A rigidez na implementação de políticas, consequência do modelo económico rentista e também de um certo tipo de exercício de poder que quando forçado a escolher entre “desenvolver” e “controlar” sempre optava por “controlar”, só podia fazer de Cabo Verde um país de oportunidades perdidas. Mesmo perante a realidade da perda progressiva da ajuda externa, a tendência foi agarrar-se a sucedâneos. As negociações na concretização de investimentos na Boa Vista e no Sal nem sempre foram devidamente preparadas. O resultado é que os investimentos públicos avultados exigíveis não se mostraram suficientes e muita carga para se manter o destino competitivo teve que ser arcada pelas pessoas vindas das outras ilhas que depois se deparavam com problemas não resolvidos de habitação, de sanidade pública, de saúde e de segurança e com preços inflacionados.
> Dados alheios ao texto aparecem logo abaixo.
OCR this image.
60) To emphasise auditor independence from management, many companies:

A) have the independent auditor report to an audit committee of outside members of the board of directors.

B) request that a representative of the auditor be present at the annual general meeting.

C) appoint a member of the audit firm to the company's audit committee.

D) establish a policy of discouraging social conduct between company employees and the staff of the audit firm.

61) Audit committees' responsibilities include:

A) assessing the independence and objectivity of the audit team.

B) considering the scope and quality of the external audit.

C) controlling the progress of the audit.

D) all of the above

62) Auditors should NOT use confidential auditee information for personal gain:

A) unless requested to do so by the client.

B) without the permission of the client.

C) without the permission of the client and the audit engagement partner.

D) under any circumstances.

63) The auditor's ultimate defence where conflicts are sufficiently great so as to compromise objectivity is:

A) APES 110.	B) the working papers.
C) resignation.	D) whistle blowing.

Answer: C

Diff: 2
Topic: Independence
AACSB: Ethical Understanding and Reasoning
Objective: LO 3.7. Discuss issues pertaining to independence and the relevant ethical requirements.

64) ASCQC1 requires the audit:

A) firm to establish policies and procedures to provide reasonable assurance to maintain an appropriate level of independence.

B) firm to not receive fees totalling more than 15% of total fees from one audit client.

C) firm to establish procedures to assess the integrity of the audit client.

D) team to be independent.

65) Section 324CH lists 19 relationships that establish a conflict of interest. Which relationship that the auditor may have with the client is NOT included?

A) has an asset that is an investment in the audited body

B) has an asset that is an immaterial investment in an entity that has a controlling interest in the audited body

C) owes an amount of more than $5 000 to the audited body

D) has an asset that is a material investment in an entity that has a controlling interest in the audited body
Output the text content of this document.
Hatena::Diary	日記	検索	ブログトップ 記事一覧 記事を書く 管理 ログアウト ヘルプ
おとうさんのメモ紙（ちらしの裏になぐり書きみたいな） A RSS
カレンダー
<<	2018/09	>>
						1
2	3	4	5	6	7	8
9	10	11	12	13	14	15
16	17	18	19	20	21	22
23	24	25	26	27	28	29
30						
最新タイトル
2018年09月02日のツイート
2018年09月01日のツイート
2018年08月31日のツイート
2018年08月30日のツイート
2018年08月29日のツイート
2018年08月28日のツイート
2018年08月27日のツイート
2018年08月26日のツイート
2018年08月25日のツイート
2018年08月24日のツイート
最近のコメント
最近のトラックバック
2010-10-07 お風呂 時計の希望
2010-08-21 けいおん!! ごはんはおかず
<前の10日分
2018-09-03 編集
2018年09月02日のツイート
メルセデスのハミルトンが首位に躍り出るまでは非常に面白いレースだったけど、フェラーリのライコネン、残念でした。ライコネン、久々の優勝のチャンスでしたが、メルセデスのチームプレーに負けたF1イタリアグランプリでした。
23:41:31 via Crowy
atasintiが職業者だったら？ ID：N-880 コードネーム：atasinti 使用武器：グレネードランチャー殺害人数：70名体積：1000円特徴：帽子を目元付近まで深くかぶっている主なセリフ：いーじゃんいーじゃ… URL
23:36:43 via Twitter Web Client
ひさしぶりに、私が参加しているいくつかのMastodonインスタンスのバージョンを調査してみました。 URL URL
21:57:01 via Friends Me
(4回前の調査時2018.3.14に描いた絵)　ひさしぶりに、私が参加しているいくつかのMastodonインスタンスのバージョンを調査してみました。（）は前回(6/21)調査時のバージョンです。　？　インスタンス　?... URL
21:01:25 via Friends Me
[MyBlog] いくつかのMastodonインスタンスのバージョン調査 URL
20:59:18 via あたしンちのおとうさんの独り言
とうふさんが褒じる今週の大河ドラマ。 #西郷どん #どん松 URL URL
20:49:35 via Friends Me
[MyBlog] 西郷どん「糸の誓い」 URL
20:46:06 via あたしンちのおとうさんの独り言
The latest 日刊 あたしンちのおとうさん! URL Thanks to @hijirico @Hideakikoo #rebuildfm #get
Não estranha que com esta atitude também não houvesse muita preocupação em assegurar que o turismo tivesse um real efeito de arrastamento sobre o resto da economia nacional.
De 2001 a 2016 a ilha de São Vicente só beneficiou de 3% de todo o investimento directo estrangeiro chegado a Cabo Verde. Este facto é elucidativo do descaso das autoridades sobre a economia da ilha e também do país. Em São Vicente o Estado não precisa fazer tanto investimento público para acomodar investimento privado. Já existe em energia, água, rede de esgoto, porto e aeroporto e o défice do parque habitacional não é tão grande como noutras ilhas. População não falta e facilmente pode absorver trabalhadores vindos de outras ilhas. Outrossim, o efeito de arrastamento na economia local, na economia das ilhas vizinhas e no conjunto da economia nacional é mais facilmente conseguido do que em qualquer outro sítio. Com a participação no PIB nacional a diminuir – 15,9% em 2015 e 14,8 % em 2016 segundo os dados do INE – pergunta-se por que então não se fizeram esforços necessários de atracção de investimento para a ilha que beneficiaria extraordinariamente todo o país. Provavelmente falta de visão. Talvez as nuvens escuras que pairam sobre a economia mundial, os avisos de Christine Lagarde e as secas repetidas contribuam desta vez para finalmente se focar no que urgentemente se deve fazer para pôr o país no caminho que o leve ao desenvolvimento, reduza a vulnerabilidade das pessoas e propicie um futuro para todos.
Humberto Cardoso
Texto originalmente publicado na edição impressa do expresso das ilhas nº 895 de 23 de Janeiro de 2019.